Queen Kong



Aquella chica recortó su cabello, antepuso un nombre de varón al nombre de mujer que le adjudicaron desde niña, se le cambió la voz y se cambió de sexo…
    —No como cambiarse de carril, en una calle cerrada de doble sentido; sino como experimentar un vuelco, donde la sujeción se disloca…
    —¿Es cierto eso que estamos oyendo? —Pregunta mi profesora mientras escande lactosa en su café, a la vez que suspende las tachaduras que escanciaba en mi propio texto y dice “no”, con un gesto rotundo, al ofrecimiento de sobres con diversidad de edulcorantes para cada religión ortonutricional que le hace el muchachito —si no es que niño— de algún origen indeterminable, quien nos atiende acomedidamente en la cafetería privada de la biblioteca pública.     
    —¿Es cierto? —insiste la profesora, quien renunció a volverse una historiadora decimonónica connotada –no solo porque lo suyo no sean ni el 68 ni el 69, ni porque lo suyo sean los de 19– para acabar haciendo cátedra autobiográfica sobre exilios y transterrados –aunque lo suyo, lo suyo, sean efectivamente los del XIX.    
    —En qué capítulo vivimos ahora —exclama, mientras sorbe el café y vuelve, con su tonalidad sudamericana que no perdona aun al haber llegado a esta frontera última entre el Sur y el Norte cuando apenas tenía tres años, según las memorias que nos solía recitar en los seminarios de Teorías del Cine y Exilio Latinoamericano.
    Más que ver la noticia de un cóctel de trasuntos legales con sólidos fundamentos académicos y una carta de adiós al amor con sólitos aparejos místicos, en voz de su protagonista rodeada de novedades editoriales, parece que estamos ante la receta innovadora de un brebaje, tónico y antioxidante, en algún programa de cocina sofisticada y sofística.
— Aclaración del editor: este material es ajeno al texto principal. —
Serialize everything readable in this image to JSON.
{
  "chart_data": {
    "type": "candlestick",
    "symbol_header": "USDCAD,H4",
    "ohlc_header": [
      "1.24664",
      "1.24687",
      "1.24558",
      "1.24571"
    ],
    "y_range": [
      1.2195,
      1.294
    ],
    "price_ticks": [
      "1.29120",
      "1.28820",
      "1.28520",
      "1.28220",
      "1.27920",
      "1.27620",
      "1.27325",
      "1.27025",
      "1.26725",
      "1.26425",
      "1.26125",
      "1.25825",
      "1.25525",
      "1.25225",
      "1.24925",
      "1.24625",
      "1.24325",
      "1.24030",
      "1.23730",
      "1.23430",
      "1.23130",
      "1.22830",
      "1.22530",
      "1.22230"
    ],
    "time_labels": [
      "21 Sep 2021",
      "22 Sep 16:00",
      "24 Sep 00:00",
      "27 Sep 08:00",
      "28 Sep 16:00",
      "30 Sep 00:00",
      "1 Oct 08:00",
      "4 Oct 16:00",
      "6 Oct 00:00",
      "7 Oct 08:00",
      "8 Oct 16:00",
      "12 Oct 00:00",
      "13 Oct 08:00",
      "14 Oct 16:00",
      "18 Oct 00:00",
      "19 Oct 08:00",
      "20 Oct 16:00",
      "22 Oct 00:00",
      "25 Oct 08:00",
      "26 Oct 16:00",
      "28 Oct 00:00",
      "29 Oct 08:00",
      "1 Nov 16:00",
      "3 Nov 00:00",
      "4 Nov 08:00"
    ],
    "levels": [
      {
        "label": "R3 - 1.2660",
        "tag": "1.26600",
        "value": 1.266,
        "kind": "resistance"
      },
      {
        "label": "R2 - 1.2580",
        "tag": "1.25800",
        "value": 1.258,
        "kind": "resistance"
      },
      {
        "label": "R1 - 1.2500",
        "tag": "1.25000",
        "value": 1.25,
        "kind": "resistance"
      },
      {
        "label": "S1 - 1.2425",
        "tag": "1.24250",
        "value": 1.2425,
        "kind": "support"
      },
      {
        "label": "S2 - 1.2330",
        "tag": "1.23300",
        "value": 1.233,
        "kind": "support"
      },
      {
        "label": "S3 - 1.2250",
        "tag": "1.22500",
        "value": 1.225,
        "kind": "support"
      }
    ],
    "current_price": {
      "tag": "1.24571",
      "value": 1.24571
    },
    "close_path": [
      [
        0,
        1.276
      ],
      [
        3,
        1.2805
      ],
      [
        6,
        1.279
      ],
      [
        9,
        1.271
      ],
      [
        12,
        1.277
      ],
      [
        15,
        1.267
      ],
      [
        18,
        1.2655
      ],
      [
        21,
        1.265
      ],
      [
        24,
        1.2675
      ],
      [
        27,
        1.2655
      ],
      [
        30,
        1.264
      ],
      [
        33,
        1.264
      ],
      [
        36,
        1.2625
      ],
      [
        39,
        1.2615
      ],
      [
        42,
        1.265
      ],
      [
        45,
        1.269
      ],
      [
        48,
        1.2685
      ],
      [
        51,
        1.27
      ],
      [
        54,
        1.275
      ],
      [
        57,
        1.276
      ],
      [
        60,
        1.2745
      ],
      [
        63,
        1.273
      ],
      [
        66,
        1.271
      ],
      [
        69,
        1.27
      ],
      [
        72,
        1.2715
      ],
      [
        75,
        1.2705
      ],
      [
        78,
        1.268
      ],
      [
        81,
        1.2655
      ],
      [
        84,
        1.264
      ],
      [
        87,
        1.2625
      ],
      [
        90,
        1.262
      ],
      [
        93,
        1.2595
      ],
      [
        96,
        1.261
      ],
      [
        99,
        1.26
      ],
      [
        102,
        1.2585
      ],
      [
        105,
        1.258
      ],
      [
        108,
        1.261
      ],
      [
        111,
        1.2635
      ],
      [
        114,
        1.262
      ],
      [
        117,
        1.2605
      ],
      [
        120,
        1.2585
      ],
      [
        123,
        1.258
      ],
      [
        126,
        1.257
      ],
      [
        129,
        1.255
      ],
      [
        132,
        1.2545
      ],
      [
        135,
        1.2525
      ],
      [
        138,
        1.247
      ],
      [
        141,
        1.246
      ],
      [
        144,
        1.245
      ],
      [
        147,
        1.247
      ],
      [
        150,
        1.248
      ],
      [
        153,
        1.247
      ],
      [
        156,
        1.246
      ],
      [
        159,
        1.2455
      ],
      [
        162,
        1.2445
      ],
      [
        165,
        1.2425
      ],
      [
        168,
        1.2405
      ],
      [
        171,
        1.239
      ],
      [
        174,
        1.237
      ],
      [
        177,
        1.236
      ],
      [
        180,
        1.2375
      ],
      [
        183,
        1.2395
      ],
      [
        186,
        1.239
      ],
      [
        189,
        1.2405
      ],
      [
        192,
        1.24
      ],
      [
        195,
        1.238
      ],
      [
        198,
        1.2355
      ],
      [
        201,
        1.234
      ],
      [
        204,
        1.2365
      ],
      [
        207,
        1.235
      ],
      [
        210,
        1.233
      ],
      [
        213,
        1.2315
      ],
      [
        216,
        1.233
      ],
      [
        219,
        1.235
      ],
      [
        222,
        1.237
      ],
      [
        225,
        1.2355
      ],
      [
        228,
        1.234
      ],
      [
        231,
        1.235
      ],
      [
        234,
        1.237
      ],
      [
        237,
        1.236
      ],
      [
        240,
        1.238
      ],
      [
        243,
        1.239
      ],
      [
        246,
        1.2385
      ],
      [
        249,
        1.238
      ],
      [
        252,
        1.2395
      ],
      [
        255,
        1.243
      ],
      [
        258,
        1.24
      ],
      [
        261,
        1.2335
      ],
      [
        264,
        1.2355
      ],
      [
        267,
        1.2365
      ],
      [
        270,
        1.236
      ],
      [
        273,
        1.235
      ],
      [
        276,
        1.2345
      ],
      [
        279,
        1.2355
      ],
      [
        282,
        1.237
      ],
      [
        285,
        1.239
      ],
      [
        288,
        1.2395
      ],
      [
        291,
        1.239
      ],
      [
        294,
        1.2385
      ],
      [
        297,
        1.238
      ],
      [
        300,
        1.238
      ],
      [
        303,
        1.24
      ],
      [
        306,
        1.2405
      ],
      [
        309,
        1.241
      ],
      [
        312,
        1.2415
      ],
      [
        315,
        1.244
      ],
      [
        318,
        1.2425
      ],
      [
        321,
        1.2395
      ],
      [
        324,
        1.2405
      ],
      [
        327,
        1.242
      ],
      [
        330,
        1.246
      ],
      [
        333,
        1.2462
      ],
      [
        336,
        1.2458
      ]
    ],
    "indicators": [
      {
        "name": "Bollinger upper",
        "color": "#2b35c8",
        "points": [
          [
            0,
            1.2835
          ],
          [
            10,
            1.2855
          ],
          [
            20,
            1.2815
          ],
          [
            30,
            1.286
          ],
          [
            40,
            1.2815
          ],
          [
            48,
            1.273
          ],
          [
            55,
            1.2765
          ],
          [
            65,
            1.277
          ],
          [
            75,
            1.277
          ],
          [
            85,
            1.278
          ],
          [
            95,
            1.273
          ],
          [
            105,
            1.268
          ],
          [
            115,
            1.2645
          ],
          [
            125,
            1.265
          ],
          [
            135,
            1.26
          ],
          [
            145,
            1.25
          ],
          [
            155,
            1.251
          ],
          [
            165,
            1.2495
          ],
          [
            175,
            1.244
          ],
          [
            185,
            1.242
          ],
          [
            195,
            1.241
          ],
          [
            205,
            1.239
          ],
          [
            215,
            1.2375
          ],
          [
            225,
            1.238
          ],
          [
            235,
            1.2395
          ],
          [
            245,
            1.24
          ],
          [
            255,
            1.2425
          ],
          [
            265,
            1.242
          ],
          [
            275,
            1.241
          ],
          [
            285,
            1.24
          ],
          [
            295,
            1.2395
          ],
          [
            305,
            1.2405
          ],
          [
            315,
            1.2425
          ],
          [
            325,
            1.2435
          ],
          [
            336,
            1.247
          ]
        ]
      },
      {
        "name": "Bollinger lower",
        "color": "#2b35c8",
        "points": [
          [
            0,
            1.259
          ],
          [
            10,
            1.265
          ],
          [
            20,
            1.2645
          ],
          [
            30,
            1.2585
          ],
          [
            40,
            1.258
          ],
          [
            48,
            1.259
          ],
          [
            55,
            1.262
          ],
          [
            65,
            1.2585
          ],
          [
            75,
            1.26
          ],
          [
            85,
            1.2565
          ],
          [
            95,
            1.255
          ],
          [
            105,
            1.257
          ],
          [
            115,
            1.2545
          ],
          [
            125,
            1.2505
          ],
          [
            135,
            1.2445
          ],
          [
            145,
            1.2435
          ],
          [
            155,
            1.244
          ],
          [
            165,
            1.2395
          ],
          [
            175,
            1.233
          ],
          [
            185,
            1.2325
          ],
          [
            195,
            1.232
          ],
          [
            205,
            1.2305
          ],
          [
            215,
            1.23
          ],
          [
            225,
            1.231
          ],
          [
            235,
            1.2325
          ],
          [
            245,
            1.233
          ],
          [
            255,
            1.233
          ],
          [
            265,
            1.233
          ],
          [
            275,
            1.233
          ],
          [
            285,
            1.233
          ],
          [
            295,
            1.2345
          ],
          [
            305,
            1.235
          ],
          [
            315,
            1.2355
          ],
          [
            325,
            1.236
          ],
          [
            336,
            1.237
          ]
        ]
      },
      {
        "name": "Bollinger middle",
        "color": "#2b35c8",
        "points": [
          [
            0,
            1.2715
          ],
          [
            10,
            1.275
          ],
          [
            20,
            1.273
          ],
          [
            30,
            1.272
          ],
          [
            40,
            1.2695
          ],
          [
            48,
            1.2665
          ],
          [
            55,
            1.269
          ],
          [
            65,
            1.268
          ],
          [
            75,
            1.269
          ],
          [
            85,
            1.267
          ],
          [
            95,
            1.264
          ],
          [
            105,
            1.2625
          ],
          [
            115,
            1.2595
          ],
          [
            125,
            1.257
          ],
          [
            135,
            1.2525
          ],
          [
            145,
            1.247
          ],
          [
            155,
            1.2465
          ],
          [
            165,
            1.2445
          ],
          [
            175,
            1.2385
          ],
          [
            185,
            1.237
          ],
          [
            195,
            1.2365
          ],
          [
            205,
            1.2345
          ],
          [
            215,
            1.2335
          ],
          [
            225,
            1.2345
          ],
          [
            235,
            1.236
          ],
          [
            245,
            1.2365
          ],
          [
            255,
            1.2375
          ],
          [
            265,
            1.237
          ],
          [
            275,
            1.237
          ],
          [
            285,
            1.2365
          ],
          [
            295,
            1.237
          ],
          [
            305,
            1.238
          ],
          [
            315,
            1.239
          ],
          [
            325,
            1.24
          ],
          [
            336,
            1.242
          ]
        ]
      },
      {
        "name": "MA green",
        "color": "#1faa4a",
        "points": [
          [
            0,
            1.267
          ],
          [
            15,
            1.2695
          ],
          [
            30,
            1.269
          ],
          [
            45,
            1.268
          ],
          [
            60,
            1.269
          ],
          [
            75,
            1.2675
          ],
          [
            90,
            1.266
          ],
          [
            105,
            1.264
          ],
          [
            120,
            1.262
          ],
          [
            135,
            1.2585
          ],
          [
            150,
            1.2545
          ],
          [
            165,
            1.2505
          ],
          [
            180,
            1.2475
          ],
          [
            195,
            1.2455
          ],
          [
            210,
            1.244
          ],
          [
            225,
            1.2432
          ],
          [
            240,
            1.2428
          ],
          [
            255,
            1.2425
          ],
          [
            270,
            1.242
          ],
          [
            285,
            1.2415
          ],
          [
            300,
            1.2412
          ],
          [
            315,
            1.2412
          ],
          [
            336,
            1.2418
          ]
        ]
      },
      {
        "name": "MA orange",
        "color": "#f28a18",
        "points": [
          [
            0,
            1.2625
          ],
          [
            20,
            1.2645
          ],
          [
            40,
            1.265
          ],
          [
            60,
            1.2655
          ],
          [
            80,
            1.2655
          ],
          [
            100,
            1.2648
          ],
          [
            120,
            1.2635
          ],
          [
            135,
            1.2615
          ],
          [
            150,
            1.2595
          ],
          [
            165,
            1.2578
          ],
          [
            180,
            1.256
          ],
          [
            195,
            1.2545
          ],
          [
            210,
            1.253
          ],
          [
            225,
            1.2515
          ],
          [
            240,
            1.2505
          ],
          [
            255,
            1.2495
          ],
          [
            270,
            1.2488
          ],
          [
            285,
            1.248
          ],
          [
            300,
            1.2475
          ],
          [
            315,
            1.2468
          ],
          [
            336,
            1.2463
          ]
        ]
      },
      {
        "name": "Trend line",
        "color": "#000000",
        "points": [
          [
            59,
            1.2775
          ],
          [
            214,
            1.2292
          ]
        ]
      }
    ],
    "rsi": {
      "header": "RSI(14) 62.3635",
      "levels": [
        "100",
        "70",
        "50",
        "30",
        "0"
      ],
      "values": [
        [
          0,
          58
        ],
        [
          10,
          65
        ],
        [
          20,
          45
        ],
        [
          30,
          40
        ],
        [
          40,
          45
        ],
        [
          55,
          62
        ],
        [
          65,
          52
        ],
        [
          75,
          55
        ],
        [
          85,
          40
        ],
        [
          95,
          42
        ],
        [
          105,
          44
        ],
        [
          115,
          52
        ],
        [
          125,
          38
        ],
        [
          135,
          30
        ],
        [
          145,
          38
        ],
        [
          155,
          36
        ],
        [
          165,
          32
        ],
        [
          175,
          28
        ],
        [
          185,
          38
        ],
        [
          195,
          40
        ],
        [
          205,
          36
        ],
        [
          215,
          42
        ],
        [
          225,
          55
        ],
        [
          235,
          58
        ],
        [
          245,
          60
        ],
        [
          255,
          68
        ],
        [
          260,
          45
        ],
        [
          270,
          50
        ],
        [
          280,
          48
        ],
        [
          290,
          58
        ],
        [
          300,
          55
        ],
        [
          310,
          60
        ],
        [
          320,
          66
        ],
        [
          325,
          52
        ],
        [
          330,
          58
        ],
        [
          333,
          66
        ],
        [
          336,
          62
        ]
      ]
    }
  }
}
    Más que estar mirando a otro superhéroe enlistarse en la guerrilla de los museos neopostranstemporáneos, al quitarse y ponerse la máscara mientras delata condescendientemente sus superpoderes, parece que mi profesora tanto como yo nos inadvertimos admirando a un aliado fraterno, un heroín de la deconstrucción de sí, si no es que a otro vendedor de experiencias pulsátiles adaptable a nuestros contextos estereopolíticos.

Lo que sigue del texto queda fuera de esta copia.